Istrinya pun memperhatikan setiap ucapan suaminya itu. Lalu, sewaktu Syam’un tertidur, istrinya segera memotong rambutnya sebanyak delapan potong rambut, yang panjangnya sampai terjurai ke tanah, dan mulailah istrinya mengikat kedua tangannya dengan empat gelung rambutnya, dan empat gelung lainnya diikatkan ke bagian kakinya. Ketika Syam’un terbangun, ia kembali bertanya, “Siapakah yang mengikatku ini?”

“Aku untuk sekedar menguji kekuatanmu,” jawab istrinya. Lalu, Syam’un menarik sekuat tenaga, tapi ia tak berdaya untuk melepaskan ikatan tersebut.

Kemudian, istrinya segera memberitahukan kepada musuh-musuh kafir, dan mereka pun segera datang, dan membawa Syam’un menuju tempat pembantaian.

Ia lalu diikat ke sebuah tiang, mereka mulai menyiksanya dengan memotong kedua telinganya, mencongkel kedua matanya, bibir, dan memotong kedua tangan dan kakinya, dan semua musuh-musuh kafirnya berkumpul di rumah pembantaian itu.

Kemudian Allah SWT memberi wahyu kepadanya, “Wahai Syam’un, apa yang kamu inginkan? Aku bakal mengabulkannya, dan bakal membalas mereka.”

Syam’un menjawab, “Ya Allah, aku hanya menginginkan Engkau memberi kekuatan kepadaku, hingga aku dapat menggerakkan tiang rumah ini, dan menghancurkan mereka semua.”

Kemudian, Allah SWT memberi kekuatan kepadanya, dan ia pun dapat menggerakan tubuhnya, seketika itu pula tiang itu hancur, dan hancur pula rumah itu, atapnya menimpa para kafir itu, semua binasa termasuk isterinya yang kafir itu.

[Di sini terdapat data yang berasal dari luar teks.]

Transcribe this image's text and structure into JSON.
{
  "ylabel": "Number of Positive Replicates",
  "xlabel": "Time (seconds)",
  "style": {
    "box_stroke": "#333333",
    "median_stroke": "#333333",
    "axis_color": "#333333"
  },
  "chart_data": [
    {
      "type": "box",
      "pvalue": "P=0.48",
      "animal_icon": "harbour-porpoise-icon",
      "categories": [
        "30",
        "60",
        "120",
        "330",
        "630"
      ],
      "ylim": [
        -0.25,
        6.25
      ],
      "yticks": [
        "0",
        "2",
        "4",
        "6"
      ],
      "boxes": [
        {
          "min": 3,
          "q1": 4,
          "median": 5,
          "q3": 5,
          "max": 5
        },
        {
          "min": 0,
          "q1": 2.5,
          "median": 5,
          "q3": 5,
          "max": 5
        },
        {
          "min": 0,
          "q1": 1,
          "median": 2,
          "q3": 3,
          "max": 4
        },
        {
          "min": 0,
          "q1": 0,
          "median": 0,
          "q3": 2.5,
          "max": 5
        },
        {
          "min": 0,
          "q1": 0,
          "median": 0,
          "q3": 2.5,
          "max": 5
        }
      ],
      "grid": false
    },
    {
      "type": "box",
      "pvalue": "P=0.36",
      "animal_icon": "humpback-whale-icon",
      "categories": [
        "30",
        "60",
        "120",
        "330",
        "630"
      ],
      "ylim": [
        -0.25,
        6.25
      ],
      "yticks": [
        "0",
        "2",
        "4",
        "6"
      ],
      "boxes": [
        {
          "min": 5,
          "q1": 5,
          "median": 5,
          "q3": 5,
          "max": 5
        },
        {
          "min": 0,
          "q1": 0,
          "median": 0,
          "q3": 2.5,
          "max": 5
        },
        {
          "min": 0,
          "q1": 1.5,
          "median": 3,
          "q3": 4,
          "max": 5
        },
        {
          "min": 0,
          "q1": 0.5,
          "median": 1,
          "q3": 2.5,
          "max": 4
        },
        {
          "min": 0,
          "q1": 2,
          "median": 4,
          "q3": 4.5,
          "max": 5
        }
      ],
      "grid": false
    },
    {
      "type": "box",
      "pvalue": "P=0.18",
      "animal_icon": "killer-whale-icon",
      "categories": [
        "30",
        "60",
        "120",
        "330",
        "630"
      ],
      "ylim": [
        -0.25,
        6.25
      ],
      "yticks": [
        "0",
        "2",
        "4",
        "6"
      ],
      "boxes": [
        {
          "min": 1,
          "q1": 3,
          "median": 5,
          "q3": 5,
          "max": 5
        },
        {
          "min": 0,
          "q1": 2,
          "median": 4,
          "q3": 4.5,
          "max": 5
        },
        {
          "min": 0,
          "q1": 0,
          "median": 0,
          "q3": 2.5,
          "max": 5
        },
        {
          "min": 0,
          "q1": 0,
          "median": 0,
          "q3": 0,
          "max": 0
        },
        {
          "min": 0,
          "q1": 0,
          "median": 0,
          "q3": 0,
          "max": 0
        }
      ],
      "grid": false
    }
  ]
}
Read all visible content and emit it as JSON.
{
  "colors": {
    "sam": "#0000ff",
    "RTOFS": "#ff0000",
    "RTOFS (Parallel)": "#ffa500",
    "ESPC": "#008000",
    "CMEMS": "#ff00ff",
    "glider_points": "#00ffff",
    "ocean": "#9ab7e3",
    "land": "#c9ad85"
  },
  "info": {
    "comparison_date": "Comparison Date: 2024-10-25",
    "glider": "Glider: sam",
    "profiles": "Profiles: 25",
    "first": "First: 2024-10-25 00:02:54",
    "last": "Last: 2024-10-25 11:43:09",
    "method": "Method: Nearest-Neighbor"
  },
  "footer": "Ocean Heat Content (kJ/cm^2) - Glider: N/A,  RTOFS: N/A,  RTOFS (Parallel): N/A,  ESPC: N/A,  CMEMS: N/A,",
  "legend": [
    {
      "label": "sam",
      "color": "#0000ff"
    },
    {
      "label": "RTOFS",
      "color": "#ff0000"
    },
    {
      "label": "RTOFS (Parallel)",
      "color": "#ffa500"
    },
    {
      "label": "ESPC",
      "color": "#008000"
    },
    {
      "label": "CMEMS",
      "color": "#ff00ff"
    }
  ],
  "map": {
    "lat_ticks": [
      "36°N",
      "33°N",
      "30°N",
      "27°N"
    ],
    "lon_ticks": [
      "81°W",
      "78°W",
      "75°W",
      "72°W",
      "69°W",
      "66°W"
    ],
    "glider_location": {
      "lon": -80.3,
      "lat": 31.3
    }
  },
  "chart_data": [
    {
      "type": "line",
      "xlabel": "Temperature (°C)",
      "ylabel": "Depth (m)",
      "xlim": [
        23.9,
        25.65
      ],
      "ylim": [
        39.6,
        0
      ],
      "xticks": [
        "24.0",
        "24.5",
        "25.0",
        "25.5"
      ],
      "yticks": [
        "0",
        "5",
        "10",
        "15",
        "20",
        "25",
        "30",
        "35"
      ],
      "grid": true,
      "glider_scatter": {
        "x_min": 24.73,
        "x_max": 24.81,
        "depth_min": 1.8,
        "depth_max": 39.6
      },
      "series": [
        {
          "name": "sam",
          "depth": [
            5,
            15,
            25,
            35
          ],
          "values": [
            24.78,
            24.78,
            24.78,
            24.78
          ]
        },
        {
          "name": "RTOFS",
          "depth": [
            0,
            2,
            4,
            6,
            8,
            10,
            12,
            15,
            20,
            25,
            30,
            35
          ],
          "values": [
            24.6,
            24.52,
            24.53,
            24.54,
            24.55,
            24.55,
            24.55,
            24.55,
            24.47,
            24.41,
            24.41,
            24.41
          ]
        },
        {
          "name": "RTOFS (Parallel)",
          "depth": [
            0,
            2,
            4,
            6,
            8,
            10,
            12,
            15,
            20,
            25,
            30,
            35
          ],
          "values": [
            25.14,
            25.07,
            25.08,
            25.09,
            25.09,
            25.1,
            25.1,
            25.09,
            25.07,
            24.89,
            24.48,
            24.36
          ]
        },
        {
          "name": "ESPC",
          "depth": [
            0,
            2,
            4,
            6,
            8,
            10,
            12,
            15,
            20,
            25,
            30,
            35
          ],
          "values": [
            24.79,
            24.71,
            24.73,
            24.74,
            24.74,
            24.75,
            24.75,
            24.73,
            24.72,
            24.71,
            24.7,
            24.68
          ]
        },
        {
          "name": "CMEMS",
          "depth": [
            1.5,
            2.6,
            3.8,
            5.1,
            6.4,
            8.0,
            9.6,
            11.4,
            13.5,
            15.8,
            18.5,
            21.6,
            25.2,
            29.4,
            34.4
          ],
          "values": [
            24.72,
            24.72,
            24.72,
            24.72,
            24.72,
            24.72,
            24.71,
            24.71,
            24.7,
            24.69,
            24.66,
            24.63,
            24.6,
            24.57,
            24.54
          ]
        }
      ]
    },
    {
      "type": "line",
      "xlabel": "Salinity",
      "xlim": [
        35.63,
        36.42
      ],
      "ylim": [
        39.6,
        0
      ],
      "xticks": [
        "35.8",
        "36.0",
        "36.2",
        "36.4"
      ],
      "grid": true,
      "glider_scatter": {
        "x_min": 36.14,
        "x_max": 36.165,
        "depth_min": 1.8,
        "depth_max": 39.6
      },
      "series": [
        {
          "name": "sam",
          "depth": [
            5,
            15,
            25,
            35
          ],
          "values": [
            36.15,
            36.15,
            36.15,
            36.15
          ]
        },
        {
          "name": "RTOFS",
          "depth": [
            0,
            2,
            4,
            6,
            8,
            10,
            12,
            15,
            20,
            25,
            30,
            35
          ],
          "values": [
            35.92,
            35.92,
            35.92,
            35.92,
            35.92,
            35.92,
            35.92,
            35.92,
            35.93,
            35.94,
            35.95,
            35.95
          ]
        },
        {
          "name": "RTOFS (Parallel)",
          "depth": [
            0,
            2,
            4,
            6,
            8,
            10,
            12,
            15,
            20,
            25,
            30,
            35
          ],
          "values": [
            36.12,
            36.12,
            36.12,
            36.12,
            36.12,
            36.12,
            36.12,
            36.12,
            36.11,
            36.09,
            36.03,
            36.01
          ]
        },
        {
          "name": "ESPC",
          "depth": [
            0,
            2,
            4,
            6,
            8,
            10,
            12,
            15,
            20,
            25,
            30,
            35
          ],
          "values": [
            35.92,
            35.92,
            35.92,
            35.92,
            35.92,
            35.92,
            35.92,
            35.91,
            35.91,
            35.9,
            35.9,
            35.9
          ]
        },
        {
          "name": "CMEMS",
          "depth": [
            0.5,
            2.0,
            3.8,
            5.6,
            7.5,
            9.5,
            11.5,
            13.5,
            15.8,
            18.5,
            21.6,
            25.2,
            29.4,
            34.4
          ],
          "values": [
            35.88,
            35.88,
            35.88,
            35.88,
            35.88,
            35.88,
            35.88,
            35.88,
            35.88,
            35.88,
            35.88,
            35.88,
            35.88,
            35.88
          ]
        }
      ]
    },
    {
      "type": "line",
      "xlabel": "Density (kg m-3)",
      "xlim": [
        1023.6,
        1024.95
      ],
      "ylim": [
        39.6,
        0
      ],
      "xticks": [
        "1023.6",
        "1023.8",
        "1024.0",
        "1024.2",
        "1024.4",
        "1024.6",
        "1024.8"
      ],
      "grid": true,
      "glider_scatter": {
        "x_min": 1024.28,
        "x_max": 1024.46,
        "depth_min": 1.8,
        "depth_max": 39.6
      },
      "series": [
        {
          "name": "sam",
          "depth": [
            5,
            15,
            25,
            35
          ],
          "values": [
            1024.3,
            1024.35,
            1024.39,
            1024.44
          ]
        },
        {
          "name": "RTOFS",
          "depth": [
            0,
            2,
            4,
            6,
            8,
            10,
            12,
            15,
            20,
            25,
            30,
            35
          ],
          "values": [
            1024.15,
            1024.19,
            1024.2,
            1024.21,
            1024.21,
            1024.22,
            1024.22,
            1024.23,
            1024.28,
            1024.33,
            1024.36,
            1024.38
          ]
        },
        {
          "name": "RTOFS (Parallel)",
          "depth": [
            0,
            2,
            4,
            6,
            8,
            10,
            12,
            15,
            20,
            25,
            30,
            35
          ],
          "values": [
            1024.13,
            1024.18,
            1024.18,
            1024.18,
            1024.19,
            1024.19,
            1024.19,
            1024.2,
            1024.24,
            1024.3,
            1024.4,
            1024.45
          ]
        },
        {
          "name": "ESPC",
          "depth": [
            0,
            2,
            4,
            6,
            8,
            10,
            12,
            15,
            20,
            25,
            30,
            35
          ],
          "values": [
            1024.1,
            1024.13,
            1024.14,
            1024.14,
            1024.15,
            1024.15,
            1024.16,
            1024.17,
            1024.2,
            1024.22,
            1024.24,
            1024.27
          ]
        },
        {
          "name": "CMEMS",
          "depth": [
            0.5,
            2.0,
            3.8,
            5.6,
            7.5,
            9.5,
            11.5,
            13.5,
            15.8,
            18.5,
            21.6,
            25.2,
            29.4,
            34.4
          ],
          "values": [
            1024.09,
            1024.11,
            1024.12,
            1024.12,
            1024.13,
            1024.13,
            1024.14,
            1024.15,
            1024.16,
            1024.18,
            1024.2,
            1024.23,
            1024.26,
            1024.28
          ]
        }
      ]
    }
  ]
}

Hanya Syam’un sendiri yang selamat berkat pertolongan Allah SWT, seluruh anggota tubuhnya kembali seperti semula. Syam’un pun kembali beribadah kepada Allah SWT selama 1000 bulan, di malam harinya ia menegakkan salat dan pada siang harinya ia berpuasa, dan kembali berjuang mengangkat senjata di jalan Allah SWT.

Dalam buku Quran Hadits karya Asep BR disebutkan bahwa, setelah mendengar kisah Syam’un tersebut, para sahabat Nabi Muhammad SAW menangis terharu.

Kemudian, Allah SWT menurunkan surah Al-Qadar melalui malaikat Jibril,

“Hai Muhammad, Allah SWT memberi Lailatul Qadar kepadamu dan umatmu, ibadah pada malam itu lebih utama dari pada ibadah 1.000 bulan”.

Bahkan ada salah seorang ulama yang menjelaskan,

“Allah SWT berseru, ‘Hai Muhammad, salat 2 rakaat pada Lailatul Qadr adalah lebih baik bagimu dan umatmu daripada mengangkat senjata/perang di zaman Bani Israil selama 1.000 bulan'”.